Atlanta streets a hub for human trafficking

On the south side of Atlanta there is a growing problem with human trafficking.

You don't have to go very far to find the victims. They are scattered between the strip clubs, sex shops and gas stations along Fulton Industrial Boulevard.

The girls, each with their  own story, are there waiting under the watchful and threatening eye of their pimp.

With the world's busiest airport right here, Atlanta is one of the largest hubs for human trafficking in the country. Vulnerable people, often children, are sold and forced to have sex against their will.

According to the FBI, the average age that a girl is first recruited into prostitution or sex trafficking in the U.S. is 11-14 years-old.

January is Human Trafficking Awareness Month. Out of Darkness, the anti-trafficking ministry of the Atlanta Dream Center, takes to the streets weekly trying to help rescue victims of commercial sexual exploitation.

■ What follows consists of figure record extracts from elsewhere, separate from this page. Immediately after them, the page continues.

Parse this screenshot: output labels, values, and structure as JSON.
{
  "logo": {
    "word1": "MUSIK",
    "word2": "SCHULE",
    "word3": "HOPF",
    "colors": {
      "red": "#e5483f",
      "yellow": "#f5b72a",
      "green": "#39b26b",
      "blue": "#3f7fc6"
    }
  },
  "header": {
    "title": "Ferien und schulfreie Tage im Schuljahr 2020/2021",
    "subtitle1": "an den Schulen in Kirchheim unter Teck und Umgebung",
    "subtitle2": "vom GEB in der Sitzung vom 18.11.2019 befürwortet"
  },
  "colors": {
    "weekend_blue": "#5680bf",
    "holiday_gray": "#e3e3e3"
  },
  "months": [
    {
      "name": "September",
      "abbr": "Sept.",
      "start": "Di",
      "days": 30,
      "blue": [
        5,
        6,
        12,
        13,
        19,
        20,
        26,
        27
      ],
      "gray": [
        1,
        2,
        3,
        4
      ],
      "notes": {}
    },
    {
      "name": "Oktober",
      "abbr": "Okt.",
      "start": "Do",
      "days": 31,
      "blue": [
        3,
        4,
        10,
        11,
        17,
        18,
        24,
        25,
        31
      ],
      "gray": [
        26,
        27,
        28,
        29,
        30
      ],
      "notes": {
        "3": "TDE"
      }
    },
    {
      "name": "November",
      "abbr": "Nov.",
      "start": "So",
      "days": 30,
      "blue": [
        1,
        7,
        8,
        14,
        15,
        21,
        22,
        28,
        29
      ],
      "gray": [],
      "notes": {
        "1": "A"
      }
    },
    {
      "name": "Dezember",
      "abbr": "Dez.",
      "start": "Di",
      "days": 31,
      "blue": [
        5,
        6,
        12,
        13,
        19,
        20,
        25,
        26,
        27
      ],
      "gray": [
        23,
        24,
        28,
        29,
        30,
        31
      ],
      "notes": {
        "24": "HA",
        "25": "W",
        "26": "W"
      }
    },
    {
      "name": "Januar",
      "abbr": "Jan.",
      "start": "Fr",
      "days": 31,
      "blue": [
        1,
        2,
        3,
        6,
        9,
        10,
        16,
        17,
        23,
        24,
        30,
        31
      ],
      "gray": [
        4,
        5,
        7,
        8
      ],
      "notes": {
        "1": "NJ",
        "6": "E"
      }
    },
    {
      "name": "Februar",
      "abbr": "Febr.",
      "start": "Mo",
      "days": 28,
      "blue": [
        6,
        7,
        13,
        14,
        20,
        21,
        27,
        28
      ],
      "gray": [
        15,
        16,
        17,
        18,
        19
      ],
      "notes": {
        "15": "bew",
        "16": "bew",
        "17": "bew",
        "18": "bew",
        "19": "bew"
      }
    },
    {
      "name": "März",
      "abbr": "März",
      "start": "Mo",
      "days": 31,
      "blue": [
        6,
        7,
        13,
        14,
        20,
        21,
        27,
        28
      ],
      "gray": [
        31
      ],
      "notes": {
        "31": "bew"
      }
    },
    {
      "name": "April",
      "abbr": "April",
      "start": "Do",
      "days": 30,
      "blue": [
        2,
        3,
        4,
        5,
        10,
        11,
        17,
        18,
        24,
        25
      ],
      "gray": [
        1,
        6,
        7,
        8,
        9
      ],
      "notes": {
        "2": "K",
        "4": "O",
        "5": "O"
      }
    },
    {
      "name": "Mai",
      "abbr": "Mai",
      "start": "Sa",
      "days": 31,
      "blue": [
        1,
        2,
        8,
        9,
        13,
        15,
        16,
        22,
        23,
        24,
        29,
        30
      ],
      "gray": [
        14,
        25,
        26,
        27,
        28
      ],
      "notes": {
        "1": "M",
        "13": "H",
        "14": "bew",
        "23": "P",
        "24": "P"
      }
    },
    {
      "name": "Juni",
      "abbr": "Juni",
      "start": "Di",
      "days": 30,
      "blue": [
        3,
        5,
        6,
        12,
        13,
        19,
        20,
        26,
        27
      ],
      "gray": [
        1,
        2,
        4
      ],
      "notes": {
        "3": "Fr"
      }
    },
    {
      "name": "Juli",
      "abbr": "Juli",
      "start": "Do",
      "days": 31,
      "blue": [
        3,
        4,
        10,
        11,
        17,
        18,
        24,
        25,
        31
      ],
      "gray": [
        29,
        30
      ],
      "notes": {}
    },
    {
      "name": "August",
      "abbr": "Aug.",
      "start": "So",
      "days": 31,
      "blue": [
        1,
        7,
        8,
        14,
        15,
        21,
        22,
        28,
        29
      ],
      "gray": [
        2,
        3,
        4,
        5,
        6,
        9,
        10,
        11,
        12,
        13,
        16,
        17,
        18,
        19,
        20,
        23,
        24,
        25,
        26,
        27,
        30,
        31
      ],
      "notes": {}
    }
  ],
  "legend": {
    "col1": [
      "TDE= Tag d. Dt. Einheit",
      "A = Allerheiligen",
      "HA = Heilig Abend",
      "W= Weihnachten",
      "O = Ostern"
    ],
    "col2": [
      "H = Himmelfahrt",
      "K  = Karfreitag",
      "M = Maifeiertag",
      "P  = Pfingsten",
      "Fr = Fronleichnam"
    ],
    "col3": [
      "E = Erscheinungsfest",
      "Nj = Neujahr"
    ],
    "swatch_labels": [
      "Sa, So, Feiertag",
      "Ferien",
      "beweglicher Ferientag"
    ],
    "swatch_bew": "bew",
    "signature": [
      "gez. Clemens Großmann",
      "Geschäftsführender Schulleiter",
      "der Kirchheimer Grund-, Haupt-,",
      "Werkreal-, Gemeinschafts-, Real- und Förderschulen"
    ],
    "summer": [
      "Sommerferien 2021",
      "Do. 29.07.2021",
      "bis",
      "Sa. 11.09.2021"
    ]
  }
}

The volunteers who come from all across the state hand out cards that have a 24/7  hotline phone number that the girls  can call anytime to be rescued.

Recent estimates show about a hundred adolescent females are sexually exploited each night in Georgia and nearly thirteen thousand men in our state purchase sex with a young girl in any given month.

The most recent numbers show sex trafficking in Georgia generated nearly $300 million a year.